Et France 3? Il faut conforter le rôle essentiel de l’info régionale mais aussi réfléchir à davantage d’émissions régionales sans aggraver les comptes. Une mission sera lancée à la rentrée à ce sujet et devra faire des propositions avant la fin de l’année.
Pas question de renoncer à l’obligation d’investir 20% du chiffre d’affaires en productions françaises? Non. Je tiens beaucoup à ce soutien à la création, malgré le contexte financier difficile. Créer des œuvres audiovisuelles, c’est non seulement une mission, c’est aussi un gage de qualité, une manière de se démarquer.
Comment le CSA va-t-il s’organiser pour lutter contre le piratage des œuvres sur Internet? L’image du CSA va changer, se moderniser à l’heure du numérique. Nous avons mis un terme à la coupure d’accès à Internet d’Hadopi, une sanction disproportionnée. Nous allons mettre fin au système tout répressif d’Hadopi. L’actuel mécanisme de riposte graduée sera transféré au CSA et provisoire. Il faut débloquer le système. C’est, par exemple, l’idée de la discussion lancée avec les professionnels autour du temps qu’il faut attendre entre la sortie d’un film en salles et sa disponibilité en vidéo à la demande via Internet ou en DVD. Je souhaite qu’un accord soit trouvé d’ici à la fin de l’année.

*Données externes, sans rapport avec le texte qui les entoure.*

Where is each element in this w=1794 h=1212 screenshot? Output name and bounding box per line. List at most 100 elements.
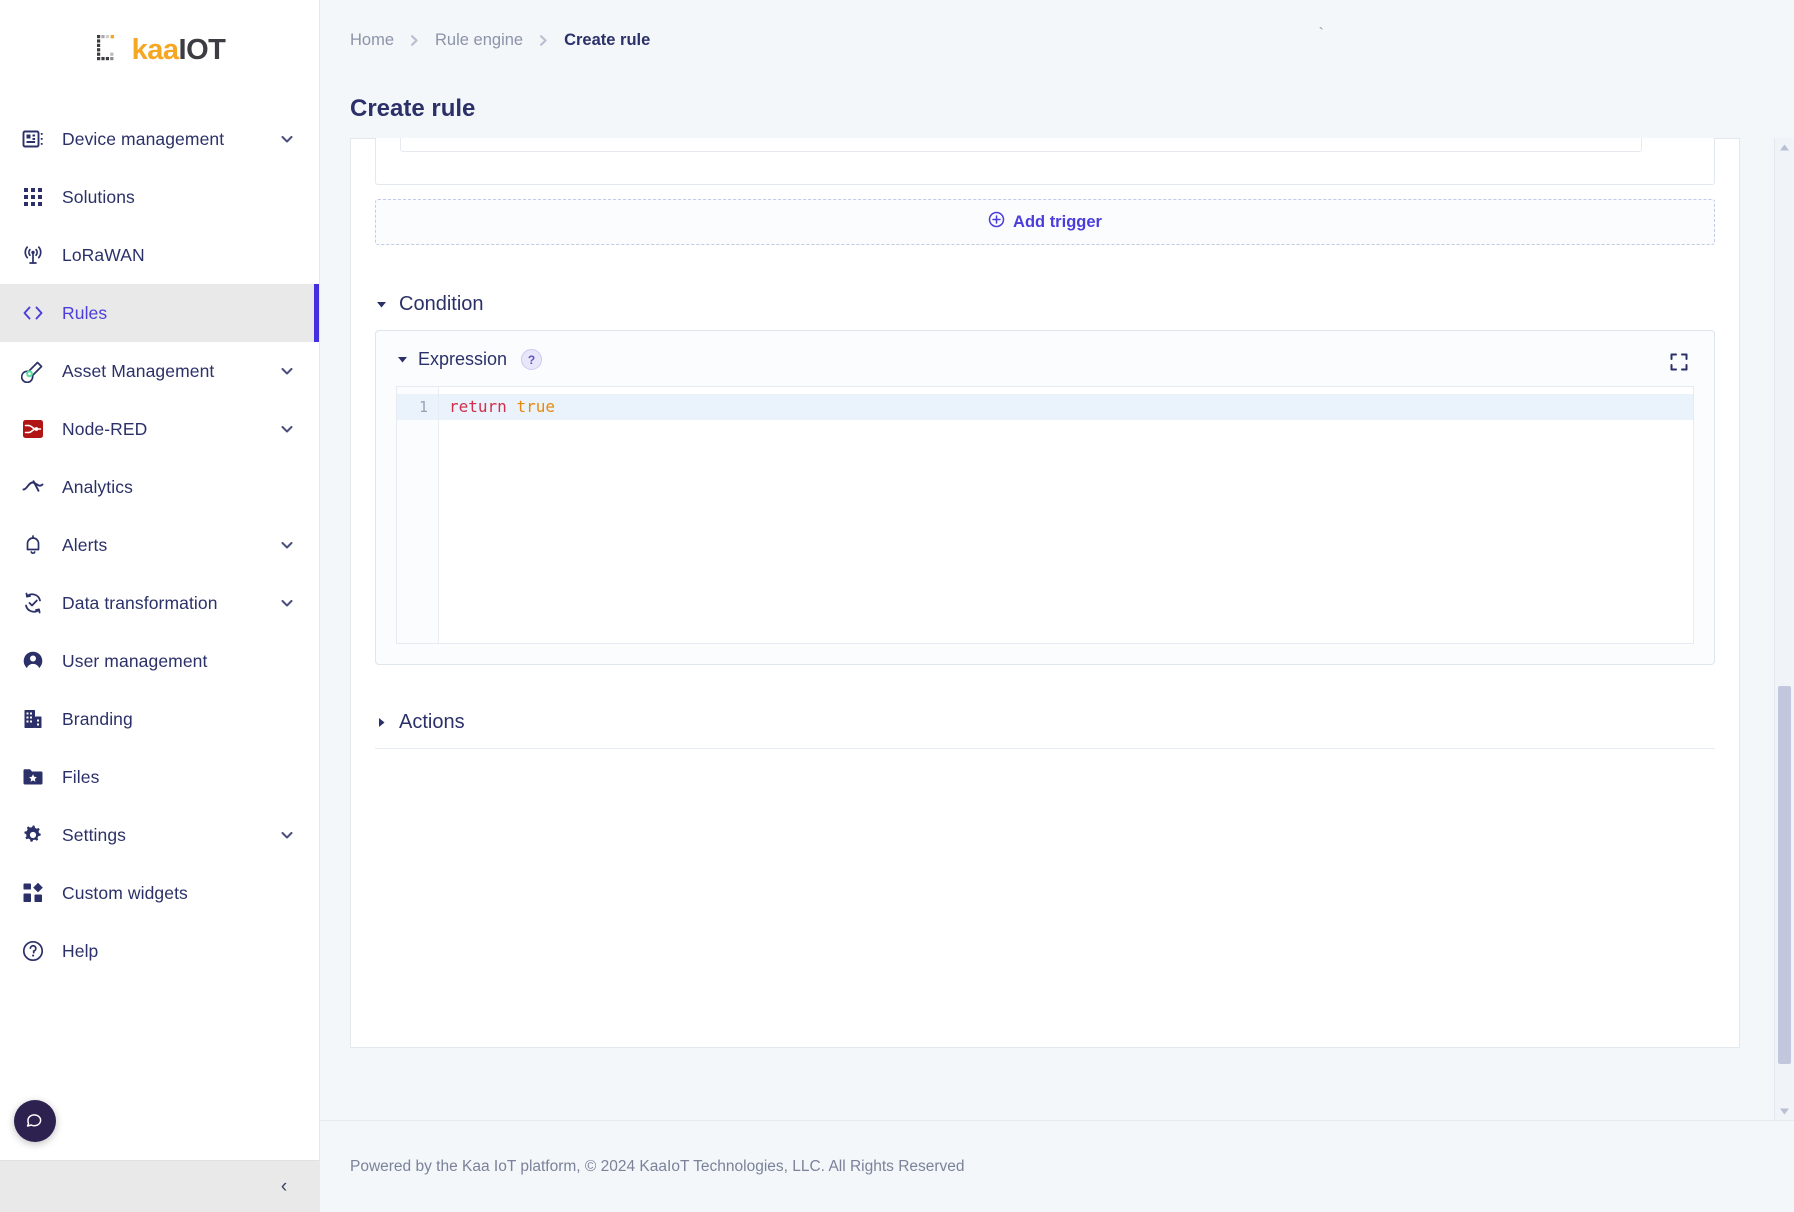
logo-iot-text: IOT [179,34,226,66]
expression-title: Expression [418,349,507,370]
expression-panel: Expression ? [375,330,1715,665]
breadcrumb-item-rule-engine[interactable]: Rule engine [435,31,523,50]
sidebar-item-device-management[interactable]: Device management [0,110,319,168]
help-circle-icon[interactable]: ? [521,349,542,370]
code-token-keyword: return [449,397,507,416]
fullscreen-icon[interactable] [1666,349,1692,375]
content-pane: Add trigger Condition [320,138,1774,1120]
sidebar-item-label: Help [62,941,295,962]
asset-tag-icon [18,356,48,386]
code-brackets-icon [18,298,48,328]
add-trigger-label: Add trigger [1013,213,1102,232]
logo-wordmark: kaaIOT [132,36,226,65]
line-number: 1 [397,394,438,420]
device-management-icon [18,124,48,154]
actions-title: Actions [399,711,465,734]
triangle-down-icon [375,299,387,311]
trigger-field[interactable] [400,138,1642,152]
solutions-grid-icon [18,182,48,212]
user-circle-icon [18,646,48,676]
scroll-up-arrow-icon[interactable] [1778,141,1792,153]
sidebar-item-alerts[interactable]: Alerts [0,516,319,574]
sidebar-item-custom-widgets[interactable]: Custom widgets [0,864,319,922]
chevron-down-icon[interactable] [279,595,295,611]
collapse-sidebar-button[interactable]: ‹ [273,1176,295,1198]
sidebar-item-settings[interactable]: Settings [0,806,319,864]
sidebar-item-lorawan[interactable]: LoRaWAN [0,226,319,284]
breadcrumb-item-home[interactable]: Home [350,31,394,50]
app-root: kaaIOT Device [0,0,1794,1212]
node-red-icon [18,414,48,444]
plus-circle-icon [988,211,1005,233]
folder-star-icon [18,762,48,792]
scroll-down-arrow-icon[interactable] [1778,1105,1792,1117]
lorawan-antenna-icon [18,240,48,270]
code-token-boolean: true [516,397,555,416]
trigger-item [375,138,1715,185]
bell-icon [18,530,48,560]
scrollbar-track[interactable] [1778,156,1791,1102]
sidebar-footer: ‹ [0,1160,319,1212]
sidebar-item-rules[interactable]: Rules [0,284,319,342]
chevron-down-icon[interactable] [279,537,295,553]
vertical-scrollbar[interactable] [1774,138,1794,1120]
editor-gutter: 1 [397,387,439,643]
sidebar-item-label: Analytics [62,477,295,498]
sidebar-item-label: Settings [62,825,279,846]
sidebar-item-label: Files [62,767,295,788]
chevron-down-icon[interactable] [279,421,295,437]
actions-section-header[interactable]: Actions [375,711,1715,734]
code-line: return true [439,394,1693,420]
expression-code-editor[interactable]: 1 return true [396,386,1694,644]
sidebar-item-label: LoRaWAN [62,245,295,266]
expression-header[interactable]: Expression ? [396,349,1694,370]
sidebar-item-branding[interactable]: Branding [0,690,319,748]
kaa-logo-mark-icon [94,33,128,67]
sidebar-item-files[interactable]: Files [0,748,319,806]
scrollbar-thumb[interactable] [1778,686,1791,1064]
sidebar-item-solutions[interactable]: Solutions [0,168,319,226]
breadcrumb: Home Rule engine Create rule [350,31,650,50]
gear-icon [18,820,48,850]
triangle-right-icon [375,717,387,729]
breadcrumb-item-create-rule: Create rule [564,31,650,50]
sidebar-item-label: Rules [62,303,295,324]
sidebar-item-label: Branding [62,709,295,730]
sidebar-item-label: Device management [62,129,279,150]
page-footer: Powered by the Kaa IoT platform, © 2024 … [320,1120,1794,1212]
condition-title: Condition [399,293,484,316]
sidebar-nav: Device management Solutions [0,92,319,1160]
building-icon [18,704,48,734]
rule-form-card: Add trigger Condition [350,138,1740,1048]
chat-bubble-icon[interactable] [14,1100,56,1142]
sidebar-item-data-transformation[interactable]: Data transformation [0,574,319,632]
sidebar-item-label: User management [62,651,295,672]
sidebar-item-label: Solutions [62,187,295,208]
sidebar-item-help[interactable]: Help [0,922,319,980]
brand-logo[interactable]: kaaIOT [0,0,319,92]
sidebar-item-label: Asset Management [62,361,279,382]
scroll-area: Add trigger Condition [320,138,1794,1120]
chevron-right-icon [408,33,421,48]
condition-section-header[interactable]: Condition [375,293,1715,316]
sidebar-item-user-management[interactable]: User management [0,632,319,690]
chevron-down-icon[interactable] [279,827,295,843]
sidebar-item-label: Data transformation [62,593,279,614]
widgets-icon [18,878,48,908]
chevron-right-icon [537,33,550,48]
sidebar-item-node-red[interactable]: Node-RED [0,400,319,458]
sidebar-item-asset-management[interactable]: Asset Management [0,342,319,400]
footer-text: Powered by the Kaa IoT platform, © 2024 … [350,1158,965,1176]
triangle-down-icon [396,354,408,366]
editor-code-area[interactable]: return true [439,387,1693,643]
topbar: Home Rule engine Create rule ` [320,0,1794,80]
sidebar-item-analytics[interactable]: Analytics [0,458,319,516]
page-title: Create rule [320,80,1794,138]
chevron-down-icon[interactable] [279,131,295,147]
sidebar-item-label: Node-RED [62,419,279,440]
analytics-chart-icon [18,472,48,502]
chevron-down-icon[interactable] [279,363,295,379]
sidebar-item-label: Custom widgets [62,883,295,904]
add-trigger-button[interactable]: Add trigger [375,199,1715,245]
copy-icon[interactable] [1660,138,1694,140]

Une information judiciaire a été ouverte pour « favoritisme et prise illégale d’intérêts » pour des contrats de conseil du temps de la présidence de Patrick de Carolis à France Télévisions (nos éditions d’hier). Comment réagissez-vous à cette affaire? Je n’ai pas d’informations sur ce sujet, et une instruction judiciaire est en cours. En revanche, j’ai demandé que soient instaurées des règles déontologiques pour éviter tout conflit d’intérêts en matière de programmes et dans les choix des producteurs pour que la concurrence puisse jouer. Je souhaite aussi la transparence sur les comptes de production. Cela s’impose quand on parle d’argent public.